I won’t push myself on anyone. They have to show me or tell me that they want me to be there.
It is absolutely true that I am sensitive to criticism. It is because I have to do well, I have to be productive, I have to be doing whatever it is I am supposed to be doing in order to survive. I can not mess up and if I feel I have then it’s hard to bounce back. Messing up equals me out of a job, the conversation, my home, the group….I have to be perfect to just be able to exist. Forget about excelling. I am not allowed to be imperfect like other women are. I feel like I have to show inferiority just to be allowed to be in the room and steal the crumbs off the floor. Of course I highly resent this and express my frustration so it’s a no win situation for me.
My negative interactions with men have been mostly from talking to me like my body was the only thing that existed or attempts to intimidate me into having everything go exactly how they want it to go.
I’m a little confused about being afraid of criticism from men. I am basically non existent to them and don’t think they would love or hate me enough to have any strong opinion other than the only reason to pay any attention to me: physical or to intimidate me to make things go their way.
In my daydreaming the men I am involved with are critcal of me but because they either are bothered by my independence or they care about my personality and the criticism is constructive. They criticise me to help me. In reality they don’t care. So I have to say in my fantasies I am criticised but it is usually because they feel strongly towards me.
Believe it or not I am thinking logically about the too many coincidences in my life. Too many times things are just set up too neatly for me to experience pain or frustration.
I could go over and over about the moody women who have relationships and yet I do not and it is not only unfair it is mystery to me. I could but I have already said it numerous times.

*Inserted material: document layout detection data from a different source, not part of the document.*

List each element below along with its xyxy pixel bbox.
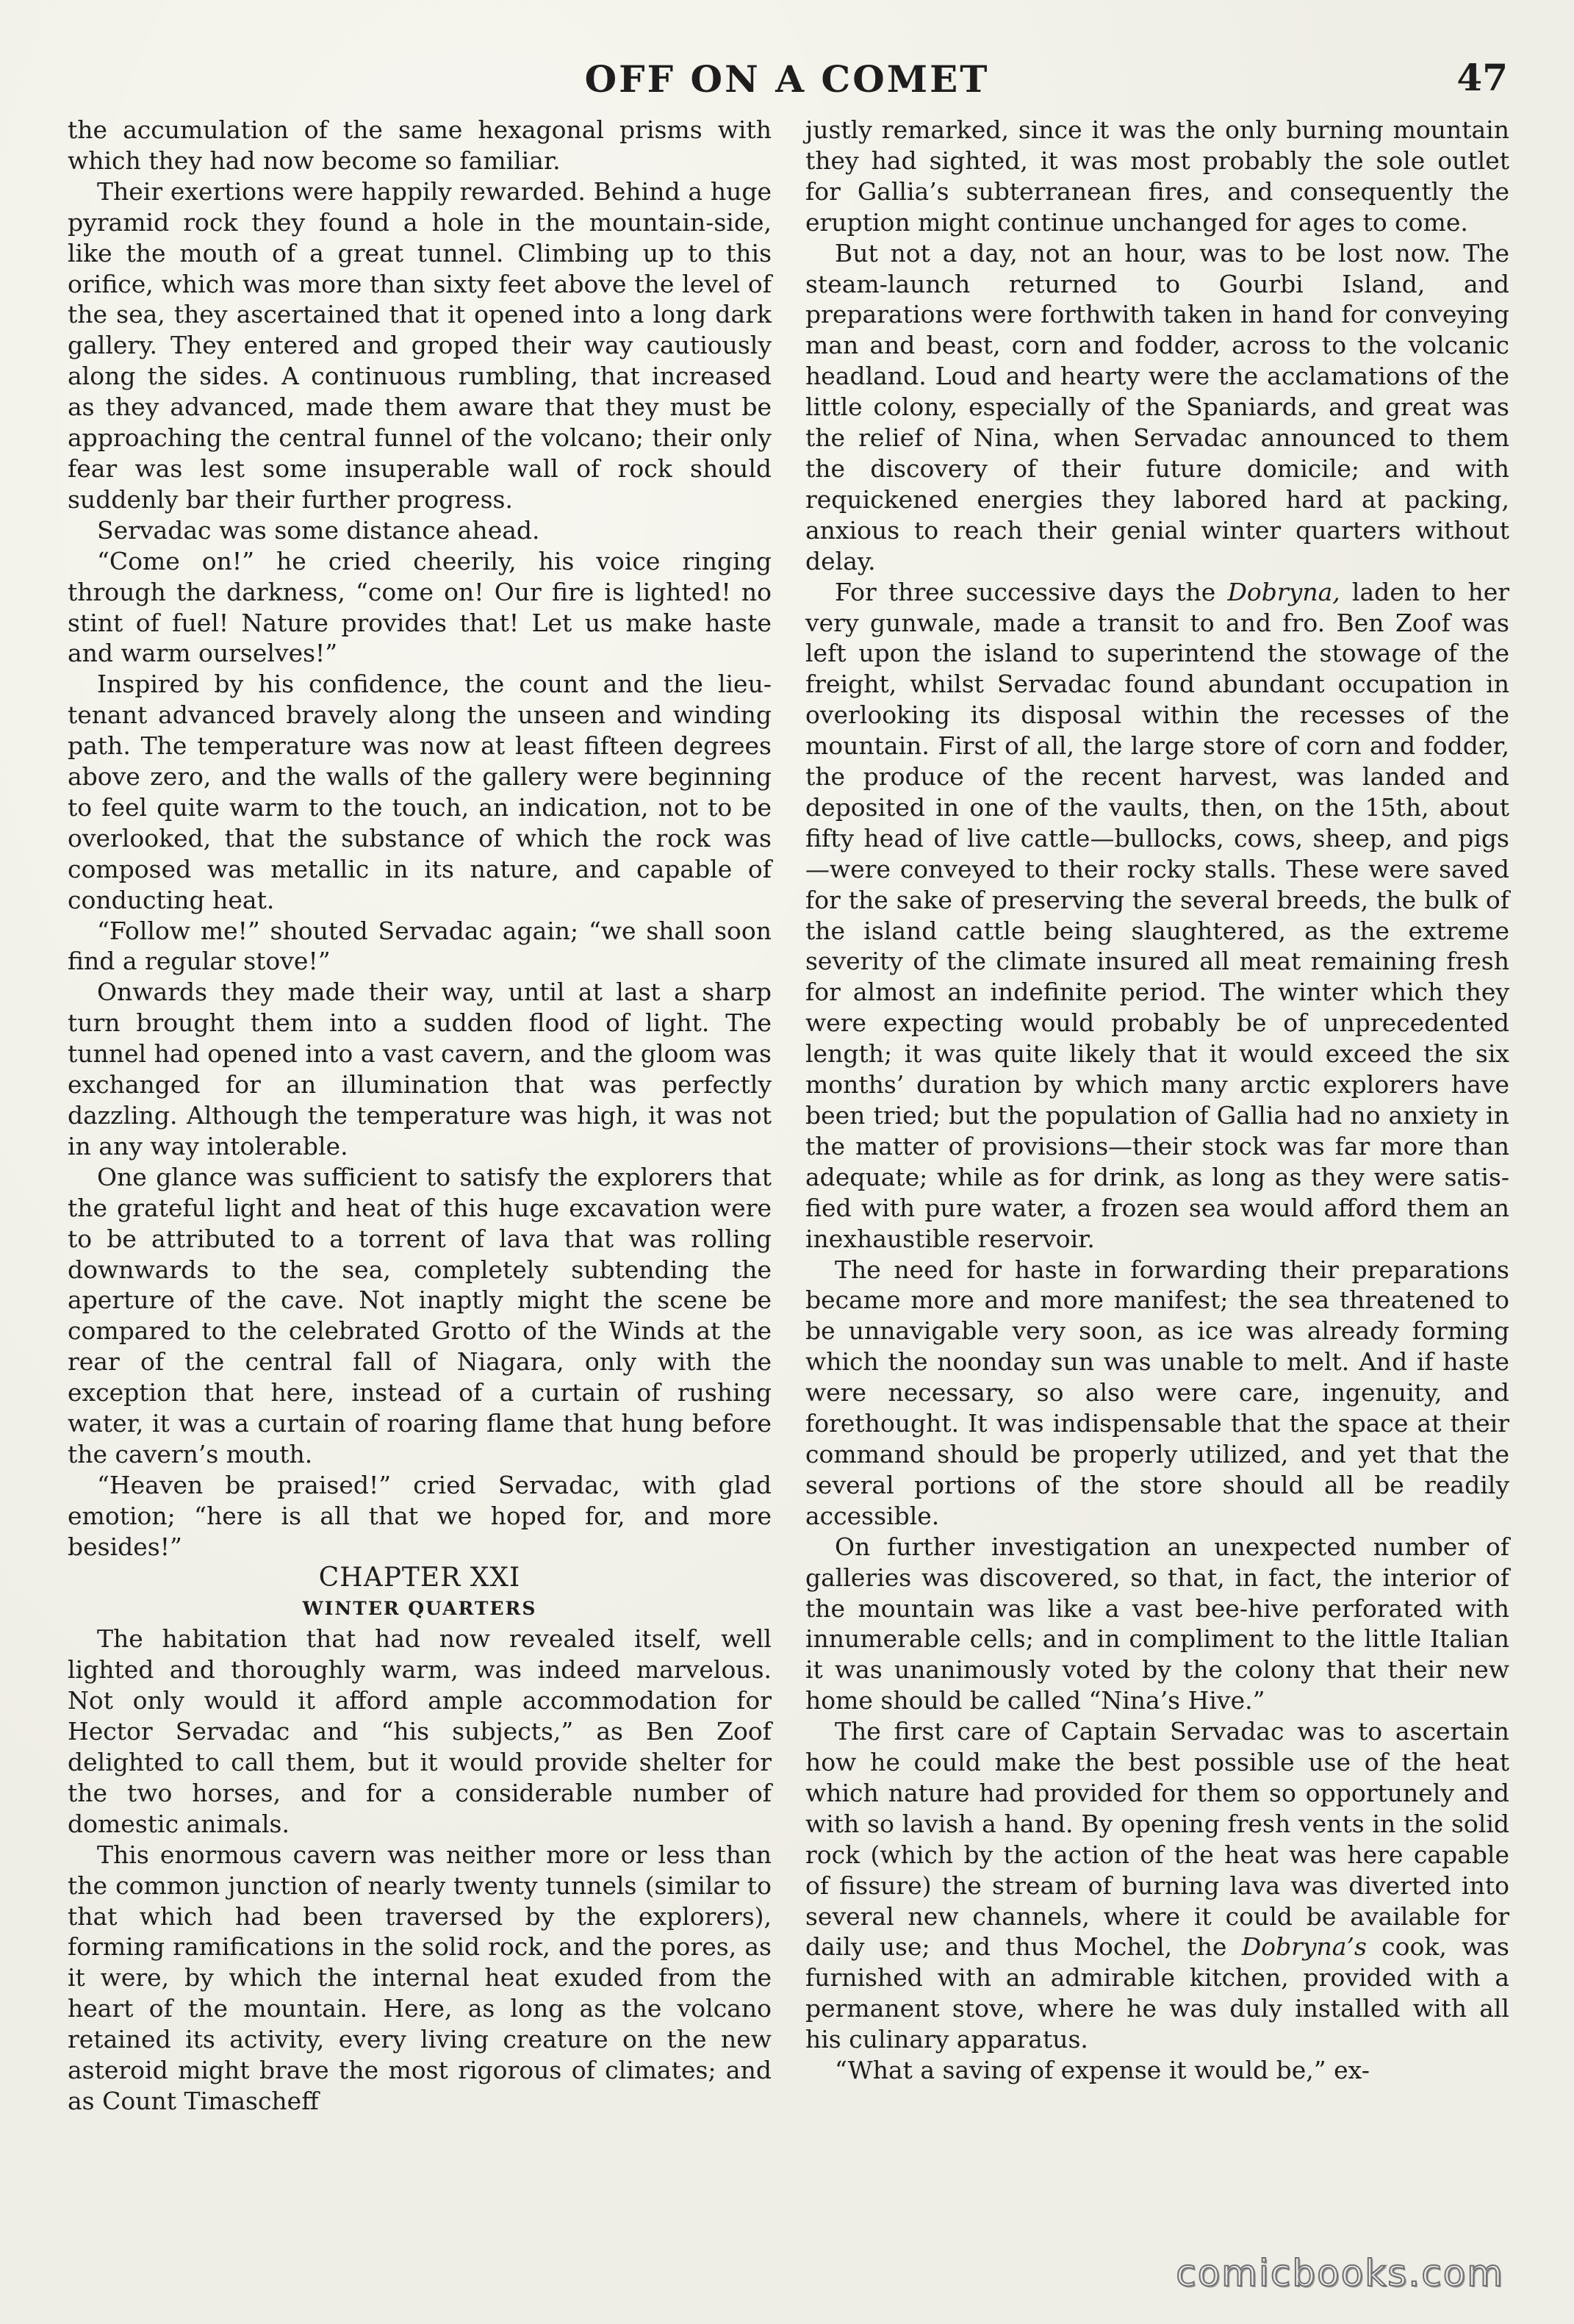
chapter-title: CHAPTER XXI bbox=[318, 1562, 521, 1593]
watermark: comicbooks.com bbox=[1176, 2252, 1504, 2295]
chapter-subtitle: WINTER QUARTERS bbox=[302, 1597, 537, 1619]
paragraph: But not a day, not an hour, was to be lost now. The steam-launch returned to Gourbi Island, and preparations were forthwith taken in hand for conveying man and beast, corn and fodder, across to the volcanic headland. Loud and hearty were the acclamations of the little colony, especially of the Spaniards, and great was the relief of Nina, when Servadac announced to them the discovery of their future domicile; and with requickened energies they labored hard at packing, anxious to reach their genial winter quarters without delay. bbox=[805, 238, 1509, 575]
page-number: 47 bbox=[1456, 56, 1508, 99]
paragraph: Onwards they made their way, until at last a sharp turn brought them into a sudden flood of light. The tunnel had opened into a vast cavern, and the gloom was exchanged for an illumination that was perfectly dazzling. Although the temperature was high, it was not in any way intolerable. bbox=[68, 978, 772, 1161]
paragraph: the accumulation of the same hexagonal prisms with which they had now become so familiar. bbox=[68, 115, 772, 175]
right-column bbox=[805, 115, 1509, 2086]
paragraph: “Follow me!” shouted Servadac again; “we shall soon find a regular stove!” bbox=[68, 916, 772, 976]
paragraph: Servadac was some distance ahead. bbox=[97, 515, 540, 545]
paragraph: The habitation that had now revealed itself, well lighted and thoroughly warm, was indeed marvelous. Not only would it afford ample accommodation for Hector Servadac and “his subjects,” as Ben Zoof delighted to call them, but it would provide shelter for the two horses, and for a considerable number of domestic animals. bbox=[68, 1624, 772, 1838]
paragraph: “Heaven be praised!” cried Servadac, with glad emotion; “here is all that we hoped for, and more besides!” bbox=[68, 1470, 772, 1561]
paragraph: justly remarked, since it was the only burning mountain they had sighted, it was most probably the sole outlet for Gallia’s subterranean fires, and consequently the eruption might continue unchanged for ages to come. bbox=[805, 115, 1509, 237]
text-run: For three successive days the bbox=[835, 577, 1228, 606]
running-title: OFF ON A COMET bbox=[584, 57, 990, 101]
paragraph: This enormous cavern was neither more or less than the common junction of nearly twenty tunnels (similar to that which had been traversed by the explorers), forming ramifications in the solid rock, and the pores, as it were, by which the internal heat exuded from the heart of the mountain. Here, as long as the volcano retained its activity, every living creature on the new asteroid might brave the most rigorous of climates; and as Count Timascheff bbox=[68, 1840, 772, 2115]
text-run: cook, was furnished with an admirable kitchen, provided with a permanent stove, where he was duly installed with all his culinary apparatus. bbox=[805, 1932, 1509, 2054]
text-run: The first care of Captain Servadac was to ascertain how he could make the best possible use of the heat which nature had provided for them so opportunely and with so lavish a hand. By opening fresh vents in the solid rock (which by the action of the heat was here capable of fissure) the stream of burning lava was diverted into several new channels, where it could be available for daily use; and thus Mochel, the bbox=[805, 1717, 1509, 1962]
paragraph: Their exertions were happily rewarded. Behind a huge pyramid rock they found a hole in the mountain-side, like the mouth of a great tunnel. Climbing up to this orifice, which was more than sixty feet above the level of the sea, they ascertained that it opened into a long dark gallery. They entered and groped their way cautiously along the sides. A continuous rumbling, that increased as they advanced, made them aware that they must be approaching the central funnel of the volcano; their only fear was lest some insuperable wall of rock should suddenly bar their further progress. bbox=[68, 176, 772, 514]
left-column bbox=[68, 115, 772, 2117]
paragraph: Inspired by his confidence, the count and the lieutenant advanced bravely along the unseen and winding path. The temperature was now at least fifteen degrees above zero, and the walls of the gallery were beginning to feel quite warm to the touch, an indication, not to be overlooked, that the substance of which the rock was composed was metallic in its nature, and capable of conducting heat. bbox=[68, 670, 772, 914]
ship-name: Dobryna’s bbox=[1241, 1932, 1367, 1962]
paragraph bbox=[805, 577, 1509, 1255]
paragraph bbox=[805, 1716, 1509, 2055]
paragraph: One glance was sufficient to satisfy the explorers that the grateful light and heat of this huge excavation were to be attributed to a torrent of lava that was rolling downwards to the sea, completely subtending the aperture of the cave. Not inaptly might the scene be compared to the celebrated Grotto of the Winds at the rear of the central fall of Niagara, only with the exception that here, instead of a curtain of rushing water, it was a curtain of roaring flame that hung before the cavern’s mouth. bbox=[68, 1162, 772, 1468]
paragraph: “What a saving of expense it would be,” ex- bbox=[835, 2056, 1370, 2085]
paragraph: The need for haste in forwarding their preparations became more and more manifest; the sea threatened to be unnavigable very soon, as ice was already forming which the noonday sun was unable to melt. And if haste were necessary, so also were care, ingenuity, and forethought. It was indispensable that the space at their command should be properly utilized, and yet that the several portions of the store should all be readily accessible. bbox=[805, 1255, 1509, 1530]
paragraph: On further investigation an unexpected number of galleries was discovered, so that, in fact, the interior of the mountain was like a vast bee-hive perforated with innumerable cells; and in compliment to the little Italian it was unanimously voted by the colony that their new home should be called “Nina’s Hive.” bbox=[805, 1532, 1509, 1715]
text-run: laden to her very gunwale, made a transit to and fro. Ben Zoof was left upon the island to superintend the stowage of the freight, whilst Servadac found abundant occupation in overlooking its disposal within the recesses of the mountain. First of all, the large store of corn and fodder, the produce of the recent harvest, was landed and deposited in one of the vaults, then, on the 15th, about fifty head of live cattle—bullocks, cows, sheep, and pigs—were conveyed to their rocky stalls. These were saved for the sake of preserving the several breeds, the bulk of the island cattle being slaughtered, as the extreme severity of the climate insured all meat remaining fresh for almost an indefinite period. The winter which they were expecting would probably be of unprecedented length; it was quite likely that it would exceed the six months’ duration by which many arctic explorers have been tried; but the population of Gallia had no anxiety in the matter of provisions—their stock was far more than adequate; while as for drink, as long as they were satisfied with pure water, a frozen sea would afford them an inexhaustible reservoir. bbox=[805, 577, 1509, 1253]
ship-name: Dobryna, bbox=[1227, 577, 1340, 606]
paragraph: “Come on!” he cried cheerily, his voice ringing through the darkness, “come on! Our fire is lighted! no stint of fuel! Nature provides that! Let us make haste and warm ourselves!” bbox=[68, 546, 772, 668]
running-head bbox=[0, 53, 1574, 104]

You mention about the time you have put in to help me. I have always appreciated your time Anita and that you have tried to help me.
The thing is I often feel as if I need to help the person trying to help me because I know it is not a problem easily solved. I have been trying since I was a teen.
It’s strange that I said men criticise me when I believe my biggest problem is that men do not take the time to criticise me at all. I don’t know what I am doing wrong because they never care enough to tell me.
Men are not afraid of me Anita but saying so clears them of how they really feel which is after I really speak…nothing.
- This reply was modified 6 years ago by Lisa.